Question

In a production turning operation, an engineer wants a single pass must be completed on the cylindrical workpiece in 5.0 min. The piece is 400 mm long and 150 mm in diameter. Using a feed = 0.30 mm/rev and a depth of cut = 4.0 mm, what cutting speed must be used to meet this machining time requirement? Also calculate the material removal rate for this operation in cubic mm/seconds.

Answer 1

the cutting speed that must be used to meet this machining time requirement is 125.66 m/min

the material removal rate for this operation is
`\mathbf{R_(MR) = 2513.2 \ mm^3/sec}`

Step-by-step explanation:

Given that:

Time = 5mins

Length of the cylindrical workpiece = 400 mm = 0.4 m

Diameter of the cylindrical workpiece = 150 mm = 0.15 m

Feed value = 0.30 mm/rev =
`3 * 10^(-4 )` m/rev

Depth of cut = 4.0

what cutting speed must be used to meet this machining time requirement?

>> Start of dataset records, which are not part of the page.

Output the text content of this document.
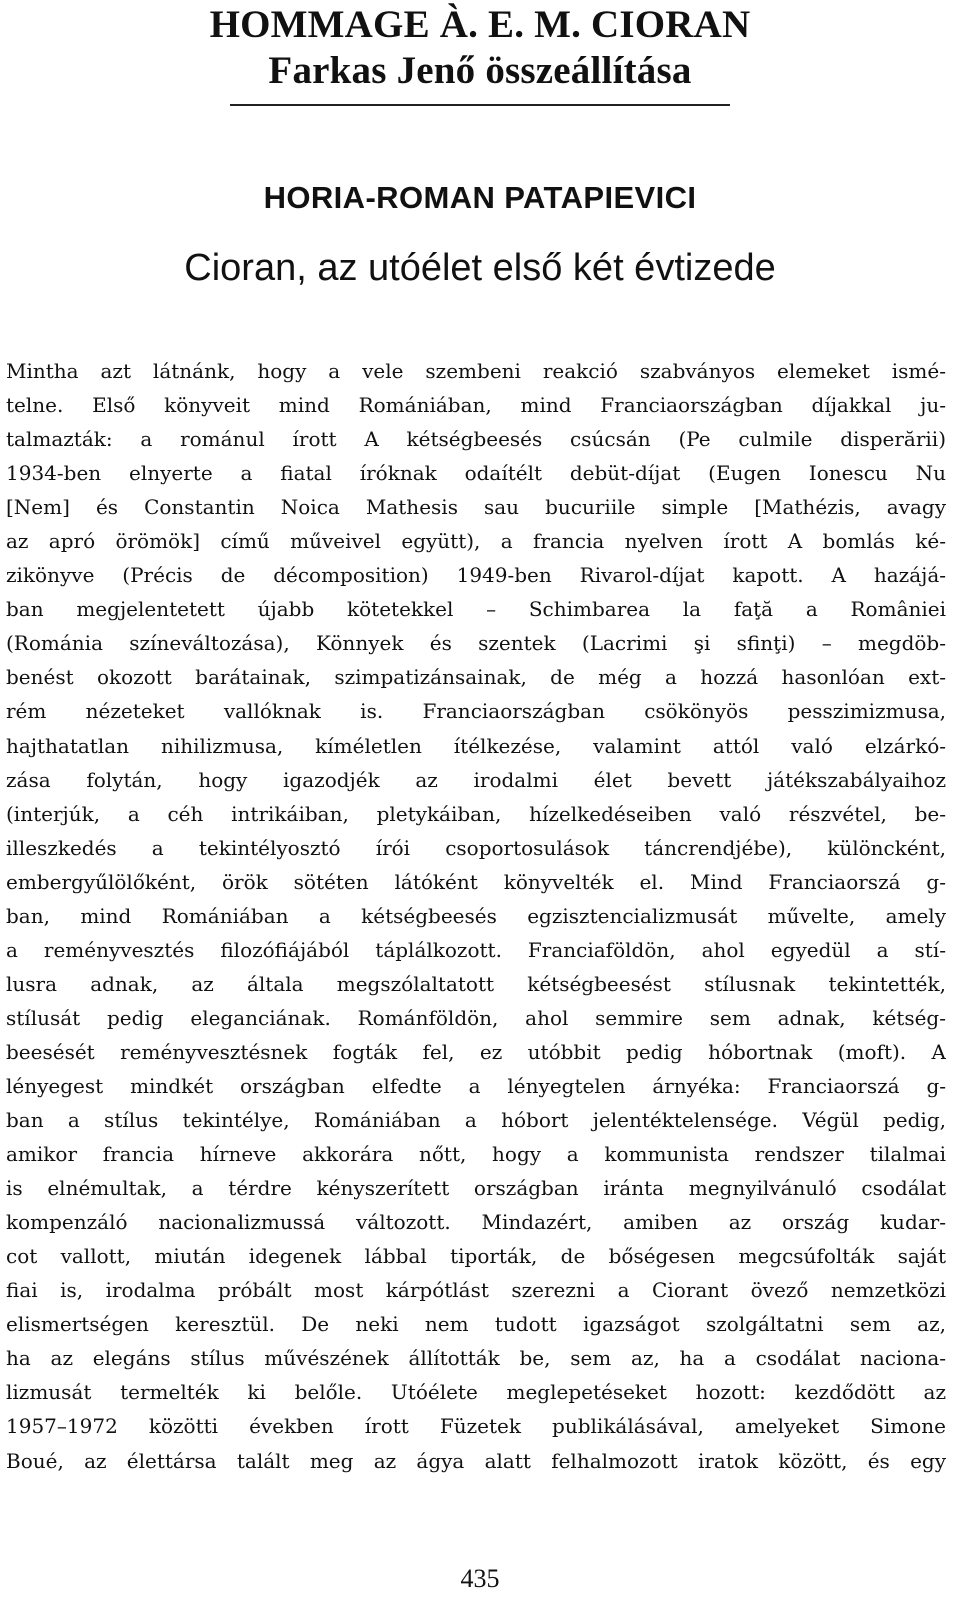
HOMMAGE À. E. M. CIORAN
Farkas Jenő összeállítása
HORIA-ROMAN PATAPIEVICI
Cioran, az utóélet első két évtizede
Mintha azt látnánk, hogy a vele szembeni reakció szabványos elemeket ismé-
telne. Első könyveit mind Romániában, mind Franciaországban díjakkal ju-
talmazták: a románul írott A kétségbeesés csúcsán (Pe culmile disperării)
1934-ben elnyerte a fiatal íróknak odaítélt debüt-díjat (Eugen Ionescu Nu
[Nem] és Constantin Noica Mathesis sau bucuriile simple [Mathézis, avagy
az apró örömök] című műveivel együtt), a francia nyelven írott A bomlás ké-
zikönyve (Précis de décomposition) 1949-ben Rivarol-díjat kapott. A hazájá-
ban megjelentetett újabb kötetekkel – Schimbarea la faţă a României
(Románia színeváltozása), Könnyek és szentek (Lacrimi şi sfinţi) – megdöb-
benést okozott barátainak, szimpatizánsainak, de még a hozzá hasonlóan ext-
rém nézeteket vallóknak is. Franciaországban csökönyös pesszimizmusa,
hajthatatlan nihilizmusa, kíméletlen ítélkezése, valamint attól való elzárkó-
zása folytán, hogy igazodjék az irodalmi élet bevett játékszabályaihoz
(interjúk, a céh intrikáiban, pletykáiban, hízelkedéseiben való részvétel, be-
illeszkedés a tekintélyosztó írói csoportosulások táncrendjébe), különcként,
embergyűlölőként, örök sötéten látóként könyvelték el. Mind Franciaorszá g-
ban, mind Romániában a kétségbeesés egzisztencializmusát művelte, amely
a reményvesztés filozófiájából táplálkozott. Franciaföldön, ahol egyedül a stí-
lusra adnak, az általa megszólaltatott kétségbeesést stílusnak tekintették,
stílusát pedig eleganciának. Románföldön, ahol semmire sem adnak, kétség-
beesését reményvesztésnek fogták fel, ez utóbbit pedig hóbortnak (moft). A
lényegest mindkét országban elfedte a lényegtelen árnyéka: Franciaorszá g-
ban a stílus tekintélye, Romániában a hóbort jelentéktelensége. Végül pedig,
amikor francia hírneve akkorára nőtt, hogy a kommunista rendszer tilalmai
is elnémultak, a térdre kényszerített országban iránta megnyilvánuló csodálat
kompenzáló nacionalizmussá változott. Mindazért, amiben az ország kudar-
cot vallott, miután idegenek lábbal tiporták, de bőségesen megcsúfolták saját
fiai is, irodalma próbált most kárpótlást szerezni a Ciorant övező nemzetközi
elismertségen keresztül. De neki nem tudott igazságot szolgáltatni sem az,
ha az elegáns stílus művészének állították be, sem az, ha a csodálat naciona-
lizmusát termelték ki belőle. Utóélete meglepetéseket hozott: kezdődött az
1957–1972 közötti években írott Füzetek publikálásával, amelyeket Simone
Boué, az élettársa talált meg az ágya alatt felhalmozott iratok között, és egy
435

The cutting speed can be estimated by using the formula:

`T_m = (\pi D_o L)/(vF)`

where;

`T_m` = time

`D_o` Diameter

L = length

v = cutting speed

F = Feed value

Making v the subject; we have:

`v = (\pi D_o L)/(T_mF)`

`v = (\pi * 0.15 * 0.4)/(5 * 3.0 * 10^(-4))`

v = 125.66 m/min

Hence; the cutting speed that must be used to meet this machining time requirement is 125.66 m/min

Also calculate the material removal rate for this operation in cubic mm/seconds.

The material removal rate
`R_(MR)` for this operation is :

`R_(MR) = vFd`

where ;

v = 125.66 m/min

to mm/sec : we have.

= ((125.66 × 1000 )/60 ) mm/sec

= (125660/60) mm/sec

= 2094.33 mm/sec

F = 0.30 mm/rev

d = depth of the cut = 4.0 mm

`R_(MR) = 2094.33 * 0.3 * 4`

`\mathbf{R_(MR) = 2513.2 \ mm^3/sec}`